Nos abrirás la ventana de ese momento único que anestesiará todas las preguntas, permitiéndonos leer la página en blanco y escuchar el silencio. Ver el emotivo y frío corazón del ser, su levedad insoportable. “Adivinad dónde escondí el misterio del mundo visible”, gritarás en cuanto hayamos entrado en la sala de antiguos trenes de juguete, pelucas desnudas y entrañables espejos rotos e intactos.
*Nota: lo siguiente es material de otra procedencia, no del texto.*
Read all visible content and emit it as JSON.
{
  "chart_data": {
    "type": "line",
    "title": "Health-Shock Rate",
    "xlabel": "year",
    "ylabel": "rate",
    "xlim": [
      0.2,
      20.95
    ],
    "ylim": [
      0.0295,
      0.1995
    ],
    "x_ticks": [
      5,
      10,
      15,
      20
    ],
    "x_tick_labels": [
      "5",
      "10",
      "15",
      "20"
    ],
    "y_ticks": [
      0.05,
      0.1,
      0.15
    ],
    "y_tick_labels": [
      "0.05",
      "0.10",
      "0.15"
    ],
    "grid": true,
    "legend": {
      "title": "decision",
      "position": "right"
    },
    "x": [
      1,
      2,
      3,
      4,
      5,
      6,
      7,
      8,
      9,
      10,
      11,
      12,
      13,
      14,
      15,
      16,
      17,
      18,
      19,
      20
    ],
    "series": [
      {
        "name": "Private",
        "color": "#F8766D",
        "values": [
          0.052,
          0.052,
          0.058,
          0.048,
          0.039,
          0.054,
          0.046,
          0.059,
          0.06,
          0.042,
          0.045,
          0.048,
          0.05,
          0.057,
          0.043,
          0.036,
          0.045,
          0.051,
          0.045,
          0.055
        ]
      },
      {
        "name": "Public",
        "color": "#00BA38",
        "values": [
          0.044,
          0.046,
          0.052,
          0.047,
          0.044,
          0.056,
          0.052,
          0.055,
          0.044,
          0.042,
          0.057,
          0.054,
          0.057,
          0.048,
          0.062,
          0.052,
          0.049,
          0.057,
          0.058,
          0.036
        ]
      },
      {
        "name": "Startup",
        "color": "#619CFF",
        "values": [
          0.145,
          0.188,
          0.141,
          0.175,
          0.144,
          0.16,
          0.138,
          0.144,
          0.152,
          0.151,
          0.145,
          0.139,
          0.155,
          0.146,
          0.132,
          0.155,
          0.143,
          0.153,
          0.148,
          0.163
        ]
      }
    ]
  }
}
Explicándonos mudo y apenas sin gestos en qué consiste exactamente el desafío: “¿Cuál es la última imagen del sueño? ¿Cuál la primera del despertar? ¿Hay alguna intermedia: un fundido preconsciente?”. Si lo hay, hagamos añicos la bola de cristal, arrojemos al aire las cartas de tarot, los horóscopos y hasta el diván marcado por las extrañas quemaduras del cigarro de Freud. Nada de eso nos será ya de utilidad.

Magritte: El espejo falso, 1935

Dejarás que intentemos estudiarte, recomponiendo la inexistente lógica de tus enigmas visuales (que no son tales, sino misterios y, por tanto, irresolubles desde la mente convencional: sólo asequibles para quien se atreve a saltar sin paracaídas y puede, quién sabe, que hasta sin red). Te divertirás sembrando con mentirosas evidencias los corredores de nuestra mente, dejando pistas falsas que, sin embargo, tal vez conduzcan hasta la verdad. Pura casualidad. O acaso sólo sea que todas las sendas que se bifurcan conducen al hombre del bombín negro que se multiplica y levita.
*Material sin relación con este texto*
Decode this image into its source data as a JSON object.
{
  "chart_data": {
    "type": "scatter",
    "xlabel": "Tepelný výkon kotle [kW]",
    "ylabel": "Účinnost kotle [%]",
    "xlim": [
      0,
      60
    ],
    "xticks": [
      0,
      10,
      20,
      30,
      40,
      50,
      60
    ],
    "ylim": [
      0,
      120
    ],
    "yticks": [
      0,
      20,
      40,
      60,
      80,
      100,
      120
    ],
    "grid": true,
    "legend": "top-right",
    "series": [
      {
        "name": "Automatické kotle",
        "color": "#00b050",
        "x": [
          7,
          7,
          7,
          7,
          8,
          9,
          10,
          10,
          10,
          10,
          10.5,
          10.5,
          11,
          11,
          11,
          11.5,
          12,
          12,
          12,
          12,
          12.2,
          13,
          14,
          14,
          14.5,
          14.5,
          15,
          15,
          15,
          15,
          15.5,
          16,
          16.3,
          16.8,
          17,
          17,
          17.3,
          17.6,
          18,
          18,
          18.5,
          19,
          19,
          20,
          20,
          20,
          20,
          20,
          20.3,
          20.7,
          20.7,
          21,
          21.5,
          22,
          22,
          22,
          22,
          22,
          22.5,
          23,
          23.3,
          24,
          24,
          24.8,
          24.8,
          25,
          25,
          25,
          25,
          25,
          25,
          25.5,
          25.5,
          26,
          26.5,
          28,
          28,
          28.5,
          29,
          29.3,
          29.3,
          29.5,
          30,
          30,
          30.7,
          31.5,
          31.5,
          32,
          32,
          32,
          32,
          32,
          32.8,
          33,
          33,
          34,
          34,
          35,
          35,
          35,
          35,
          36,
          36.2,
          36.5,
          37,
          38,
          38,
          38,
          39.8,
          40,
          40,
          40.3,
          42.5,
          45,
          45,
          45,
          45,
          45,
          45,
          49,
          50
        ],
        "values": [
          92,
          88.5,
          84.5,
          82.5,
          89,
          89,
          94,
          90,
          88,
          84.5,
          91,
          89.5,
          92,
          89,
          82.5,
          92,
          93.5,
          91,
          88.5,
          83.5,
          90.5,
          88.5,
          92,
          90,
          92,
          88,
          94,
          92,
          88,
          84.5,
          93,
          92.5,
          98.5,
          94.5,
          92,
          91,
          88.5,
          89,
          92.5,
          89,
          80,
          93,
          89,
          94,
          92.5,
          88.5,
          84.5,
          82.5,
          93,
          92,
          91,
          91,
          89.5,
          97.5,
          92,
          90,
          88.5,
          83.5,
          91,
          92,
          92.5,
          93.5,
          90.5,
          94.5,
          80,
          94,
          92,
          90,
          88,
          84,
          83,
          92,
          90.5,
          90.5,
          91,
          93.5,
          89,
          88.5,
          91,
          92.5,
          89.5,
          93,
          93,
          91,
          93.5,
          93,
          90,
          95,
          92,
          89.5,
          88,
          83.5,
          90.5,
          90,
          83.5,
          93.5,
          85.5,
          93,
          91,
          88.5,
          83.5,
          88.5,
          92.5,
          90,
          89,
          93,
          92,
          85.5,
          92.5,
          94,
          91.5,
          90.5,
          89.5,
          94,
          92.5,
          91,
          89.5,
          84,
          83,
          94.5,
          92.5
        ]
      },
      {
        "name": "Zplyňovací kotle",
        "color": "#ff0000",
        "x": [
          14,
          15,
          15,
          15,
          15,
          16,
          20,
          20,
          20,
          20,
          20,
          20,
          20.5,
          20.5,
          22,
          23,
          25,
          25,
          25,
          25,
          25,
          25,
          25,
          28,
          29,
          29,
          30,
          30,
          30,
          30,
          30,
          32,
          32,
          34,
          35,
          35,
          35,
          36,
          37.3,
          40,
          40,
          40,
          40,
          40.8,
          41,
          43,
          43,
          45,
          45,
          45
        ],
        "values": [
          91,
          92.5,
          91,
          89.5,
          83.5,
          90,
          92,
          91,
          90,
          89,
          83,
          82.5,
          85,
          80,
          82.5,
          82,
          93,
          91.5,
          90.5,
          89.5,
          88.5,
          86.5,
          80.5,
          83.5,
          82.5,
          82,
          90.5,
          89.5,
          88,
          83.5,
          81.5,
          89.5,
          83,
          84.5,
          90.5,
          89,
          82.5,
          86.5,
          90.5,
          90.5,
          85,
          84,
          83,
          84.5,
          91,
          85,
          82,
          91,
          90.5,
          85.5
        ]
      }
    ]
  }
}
Nos ordenarás que pensemos con los ojos. Que descifremos espaciosos y tensos jeroglíficos. Fragmentos de novelas, fotogramas congelados de películas antiguas, el final de un capítulo donde pone “continuará”, pero sólo si somos nosotros quienes seguimos, si es nuestra imaginación la que se desboca. Gabinete de personajes desterrados del mundo de los sueños. Frías nostalgias del otro lado.

Magritte, El beso, 1928

Nos exigirás con modales de andrógina institutriz todo tipo de interpretaciones, y ¿para qué? Tu risa muda nos desnudará de todos los trajes que se obstinan en tejer las palabras. Nos prohibirás la salida justo en el momento en que lleguemos hasta ella. Pero a cambio nos explicarás por qué son inútiles todas las explicaciones.
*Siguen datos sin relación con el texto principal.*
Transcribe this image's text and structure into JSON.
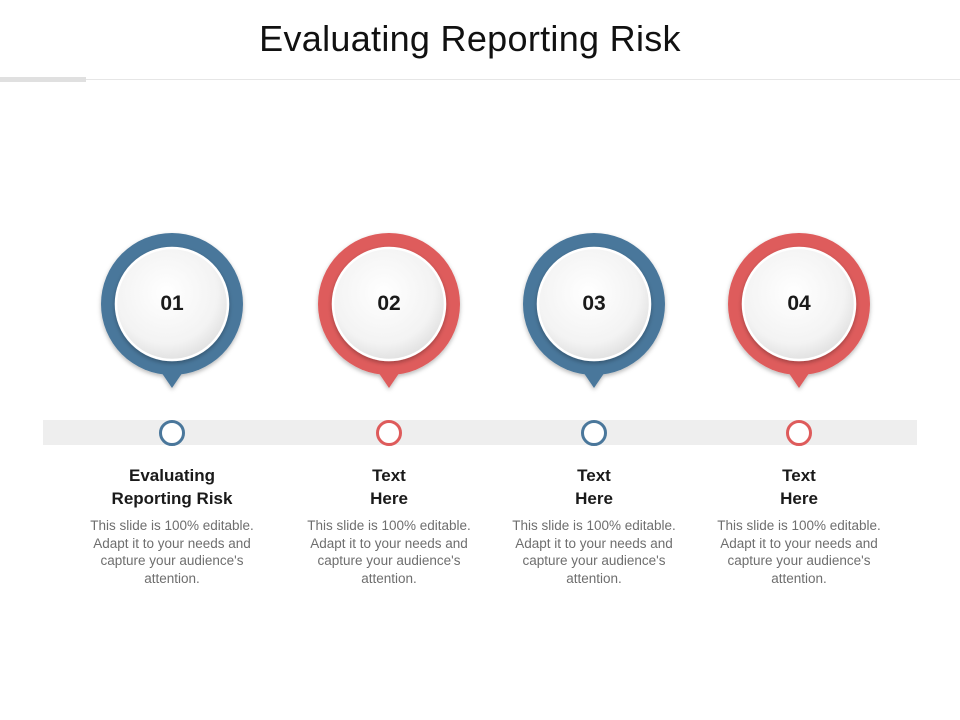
{
  "title": "Evaluating Reporting Risk",
  "colors": {
    "blue": "#4a779b",
    "red": "#de5b5b",
    "band": "#eeeeee"
  },
  "steps": [
    {
      "number": "01",
      "heading": "Evaluating\nReporting Risk",
      "description": "This slide is 100% editable. Adapt it to your needs and capture your audience's attention.",
      "color": "#4a779b"
    },
    {
      "number": "02",
      "heading": "Text\nHere",
      "description": "This slide is 100% editable. Adapt it to your needs and capture your audience's attention.",
      "color": "#de5b5b"
    },
    {
      "number": "03",
      "heading": "Text\nHere",
      "description": "This slide is 100% editable. Adapt it to your needs and capture your audience's attention.",
      "color": "#4a779b"
    },
    {
      "number": "04",
      "heading": "Text\nHere",
      "description": "This slide is 100% editable. Adapt it to your needs and capture your audience's attention.",
      "color": "#de5b5b"
    }
  ]
}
Vomitando aire sobre el diván del psicoanalista, arrasando las impecables vitrinas del coleccionista de símbolos. De ambos reniegas como de una peste demasiado pacata y civilizada. Mejor, mucho mejor, nos dirás, es perderse por las glorietas que trazan los rastros del silencio. Dando vueltas y más vueltas sin levantarnos de nuestra hermosa silla indiferente. Lo oculto siempre será demasiado evidente para nuestra maleducada percepción. ¿Acaso no hay vida en una casa deshabitada? Responda, señor de negro y bombín.